Smooth Sensitivity for Geo-Privacy

Suppose each user i holds a private value x_i in some metric space (U, dist), and an untrusted data analyst wishes to compute ∑_i f(x_i) for some function f : U →ℝ by asking each user to send in a privatized f(x_i). This is a fundamental problem in privacy-preserving population analytics, and the local model of differential privacy (LDP) is the predominant model under which the problem has been studied. However, LDP requires any two different x_i, x'_i to be ε-distinguishable, which can be overly strong for geometric/numerical data.

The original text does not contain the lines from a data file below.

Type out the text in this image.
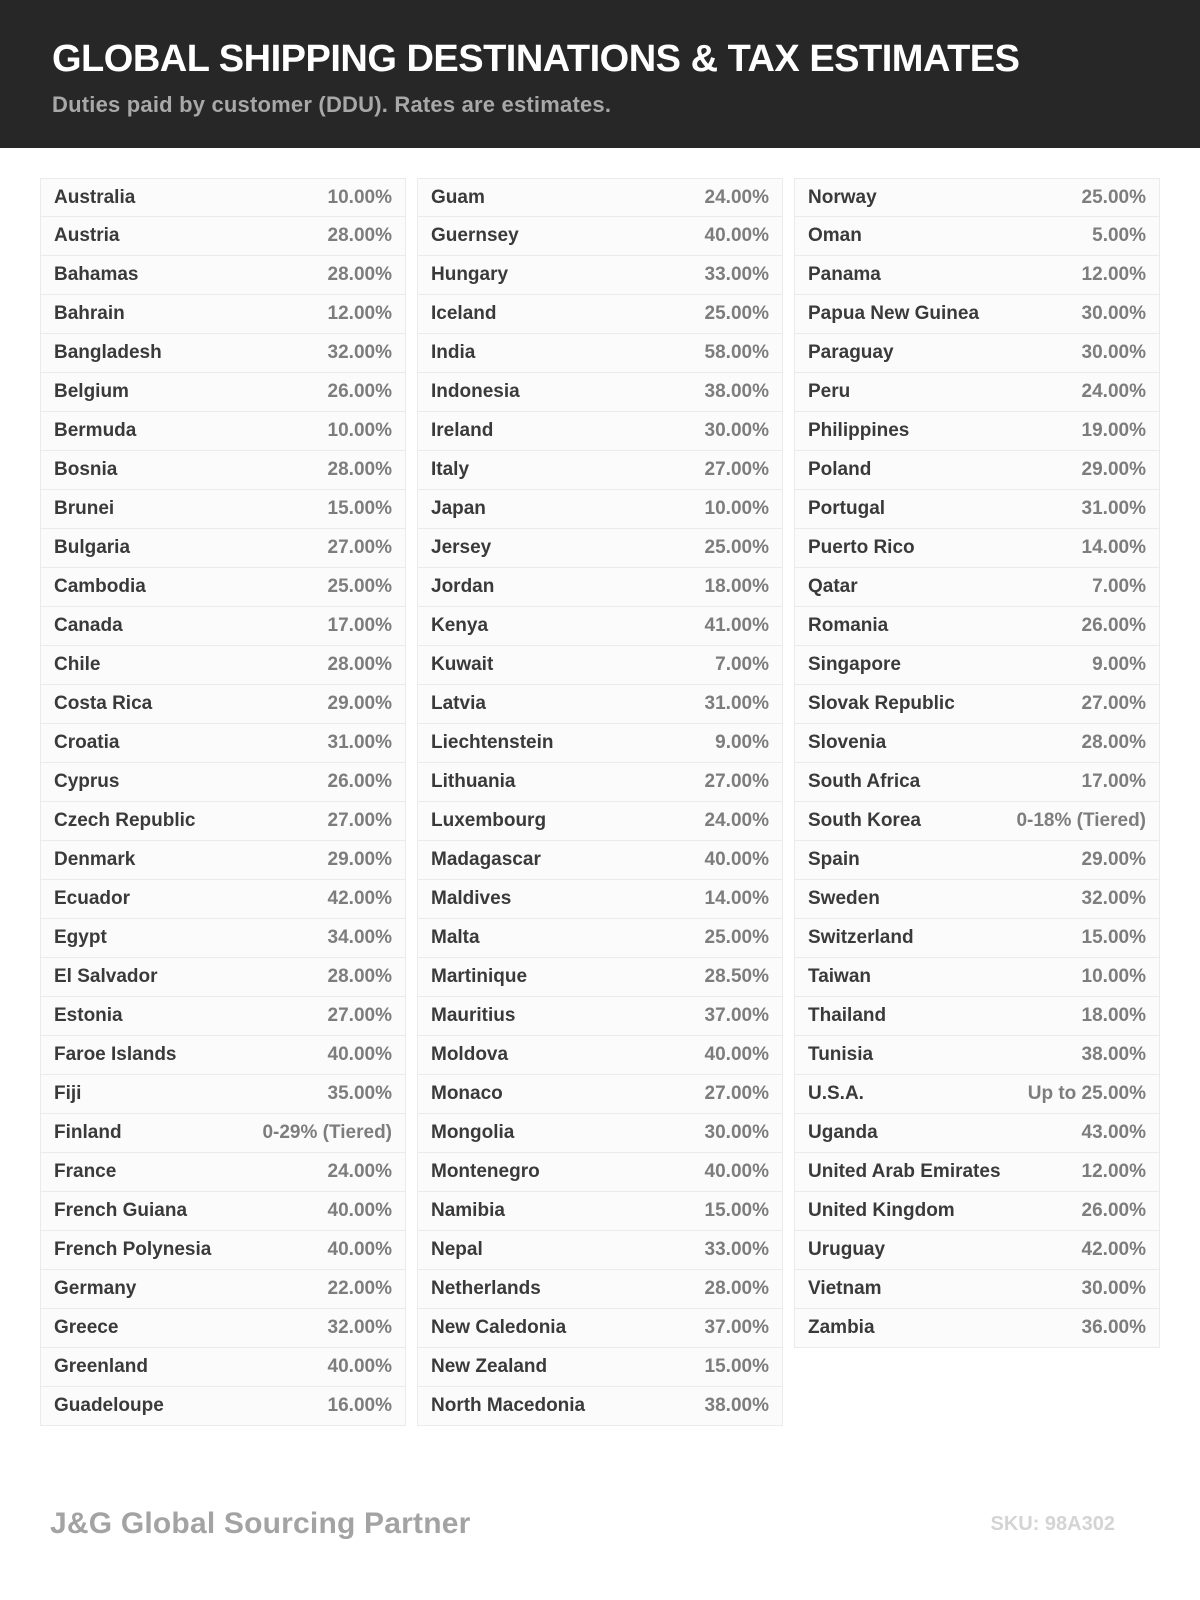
GLOBAL SHIPPING DESTINATIONS & TAX ESTIMATES

Duties paid by customer (DDU). Rates are estimates.

Australia	10.00%
Austria	28.00%
Bahamas	28.00%
Bahrain	12.00%
Bangladesh	32.00%
Belgium	26.00%
Bermuda	10.00%
Bosnia	28.00%
Brunei	15.00%
Bulgaria	27.00%
Cambodia	25.00%
Canada	17.00%
Chile	28.00%
Costa Rica	29.00%
Croatia	31.00%
Cyprus	26.00%
Czech Republic	27.00%
Denmark	29.00%
Ecuador	42.00%
Egypt	34.00%
El Salvador	28.00%
Estonia	27.00%
Faroe Islands	40.00%
Fiji	35.00%
Finland	0-29% (Tiered)
France	24.00%
French Guiana	40.00%
French Polynesia	40.00%
Germany	22.00%
Greece	32.00%
Greenland	40.00%
Guadeloupe	16.00%
Guam	24.00%
Guernsey	40.00%
Hungary	33.00%
Iceland	25.00%
India	58.00%
Indonesia	38.00%
Ireland	30.00%
Italy	27.00%
Japan	10.00%
Jersey	25.00%
Jordan	18.00%
Kenya	41.00%
Kuwait	7.00%
Latvia	31.00%
Liechtenstein	9.00%
Lithuania	27.00%
Luxembourg	24.00%
Madagascar	40.00%
Maldives	14.00%
Malta	25.00%
Martinique	28.50%
Mauritius	37.00%
Moldova	40.00%
Monaco	27.00%
Mongolia	30.00%
Montenegro	40.00%
Namibia	15.00%
Nepal	33.00%
Netherlands	28.00%
New Caledonia	37.00%
New Zealand	15.00%
North Macedonia	38.00%
Norway	25.00%
Oman	5.00%
Panama	12.00%
Papua New Guinea	30.00%
Paraguay	30.00%
Peru	24.00%
Philippines	19.00%
Poland	29.00%
Portugal	31.00%
Puerto Rico	14.00%
Qatar	7.00%
Romania	26.00%
Singapore	9.00%
Slovak Republic	27.00%
Slovenia	28.00%
South Africa	17.00%
South Korea	0-18% (Tiered)
Spain	29.00%
Sweden	32.00%
Switzerland	15.00%
Taiwan	10.00%
Thailand	18.00%
Tunisia	38.00%
U.S.A.	Up to 25.00%
Uganda	43.00%
United Arab Emirates	12.00%
United Kingdom	26.00%
Uruguay	42.00%
Vietnam	30.00%
Zambia	36.00%
J&G Global Sourcing Partner	SKU: 98A302
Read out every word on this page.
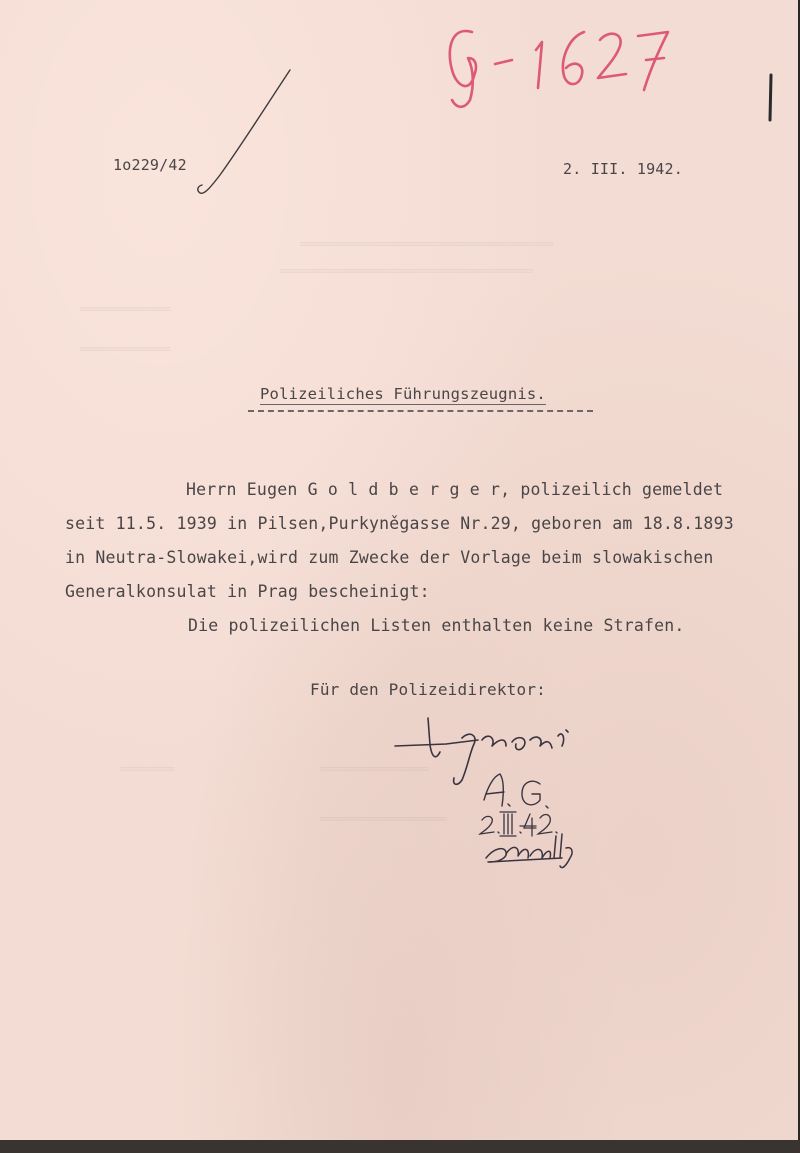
════════════════════════════
════════════════════════════
══════════
══════════
══════	════════════
══════════════
1o229/42	2. III. 1942.
Polizeiliches Führungszeugnis.
Herrn Eugen G o l d b e r g e r, polizeilich gemeldet
seit 11.5. 1939 in Pilsen,Purkyněgasse Nr.29, geboren am 18.8.1893
in Neutra-Slowakei,wird zum Zwecke der Vorlage beim slowakischen
Generalkonsulat in Prag bescheinigt:
Die polizeilichen Listen enthalten keine Strafen.
Für den Polizeidirektor:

On the other hand, Geo-Privacy (GP) stipulates that the level of distinguishability be proportional to dist(x_i, x_i'), providing an attractive alternative notion of personal data privacy in a metric space. However, existing GP mechanisms for this problem, which add a uniform noise to either x_i or f(x_i), are not satisfactory. In this paper, we generalize the smooth sensitivity framework from Differential Privacy to Geo-Privacy, which allows us to add noise tailored to the hardness of the given instance. We provide definitions, mechanisms, and a generic procedure for computing the smooth sensitivity under GP equipped with a general metric. Then we present three applications: one-way and two-way threshold functions, and Gaussian kernel density estimation, to demonstrate the applicability and utility of our smooth sensitivity framework.